As opposed to rebelling a dysfunctional boss, ambitious professionals will attempt to understand their boss’s demands and exceed all their expectations and needs. Management coach and bestselling author Margie Warrell has five key tips for managing your boss:

1. Identify Their Prime Motivations

Find out what your boss cares about in the workplace, and how he/she identifies with success and failure.

By putting yourself in your superior’s shoes, you can adjust your work and behaviour to fit better with their core values, concerns and priorities.

2. Work Around Their Weaknesses

While there may be a temptation to make your boss look bad, it is likely to only result in damaging the results of the team and your reputation. Instead, try to cover for your boss’s weaknesses, allowing him/her to focus on their strengths.

For example, help your disorganised managers by helping them keep on top of things. Also don’t be afraid to mirror your boss’s style. How does he/she like to communicate; e-mail or face-to-face? Working with his/her preferences is an obvious way of managing your boss without them ever knowing it.

3. Remain Professional

Never let your boss’s bad behaviour be an excuse for your own. While it may be easy to succumb to resentment or resignation and mentally check out of your job, doing so not only undermines your own integrity but it can put you at risk of being branded as a whiner, a slacker, or both.

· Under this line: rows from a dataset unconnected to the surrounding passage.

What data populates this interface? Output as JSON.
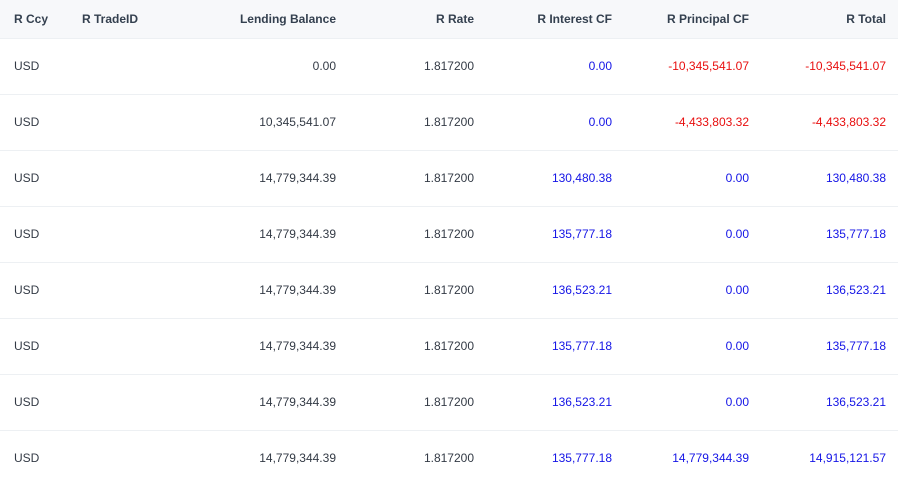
{
  "table": {
    "columns": [
      "R Ccy",
      "R TradeID",
      "Lending Balance",
      "R Rate",
      "R Interest CF",
      "R Principal CF",
      "R Total"
    ],
    "rows": [
      {
        "ccy": "USD",
        "trade_id": "",
        "lending_balance": "0.00",
        "rate": "1.817200",
        "interest_cf": "0.00",
        "principal_cf": "-10,345,541.07",
        "total": "-10,345,541.07"
      },
      {
        "ccy": "USD",
        "trade_id": "",
        "lending_balance": "10,345,541.07",
        "rate": "1.817200",
        "interest_cf": "0.00",
        "principal_cf": "-4,433,803.32",
        "total": "-4,433,803.32"
      },
      {
        "ccy": "USD",
        "trade_id": "",
        "lending_balance": "14,779,344.39",
        "rate": "1.817200",
        "interest_cf": "130,480.38",
        "principal_cf": "0.00",
        "total": "130,480.38"
      },
      {
        "ccy": "USD",
        "trade_id": "",
        "lending_balance": "14,779,344.39",
        "rate": "1.817200",
        "interest_cf": "135,777.18",
        "principal_cf": "0.00",
        "total": "135,777.18"
      },
      {
        "ccy": "USD",
        "trade_id": "",
        "lending_balance": "14,779,344.39",
        "rate": "1.817200",
        "interest_cf": "136,523.21",
        "principal_cf": "0.00",
        "total": "136,523.21"
      },
      {
        "ccy": "USD",
        "trade_id": "",
        "lending_balance": "14,779,344.39",
        "rate": "1.817200",
        "interest_cf": "135,777.18",
        "principal_cf": "0.00",
        "total": "135,777.18"
      },
      {
        "ccy": "USD",
        "trade_id": "",
        "lending_balance": "14,779,344.39",
        "rate": "1.817200",
        "interest_cf": "136,523.21",
        "principal_cf": "0.00",
        "total": "136,523.21"
      },
      {
        "ccy": "USD",
        "trade_id": "",
        "lending_balance": "14,779,344.39",
        "rate": "1.817200",
        "interest_cf": "135,777.18",
        "principal_cf": "14,779,344.39",
        "total": "14,915,121.57"
      }
    ]
  },
  "colors": {
    "positive": "#1414e6",
    "negative": "#e80e0e"
  }
}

So if your boss is a shouter, don’t react by shouting back. If they are petty or small-minded, don’t descend to smallness yourself (however tempting)!

4. Talk With Your Boss

Urge your bad manager to have a private 15-minute conversation with you. By having the courage to speak up rather than cower in silence, you can make your boss know that you are unhappy about his/her behaviour, as well as allowing for them to provide an explanation – and maybe even an apology.

5. Do Your Research Before Jumping Ship

If you feel you have to leave your current job, then take time to research the culture, the leadership and reputation of your new organisation or department. How big are the teams? Any rumours of discrimination?

Furthermore, use your contacts and networking to get a sense of both the environment within the team you might be moving to, and those who are creating it.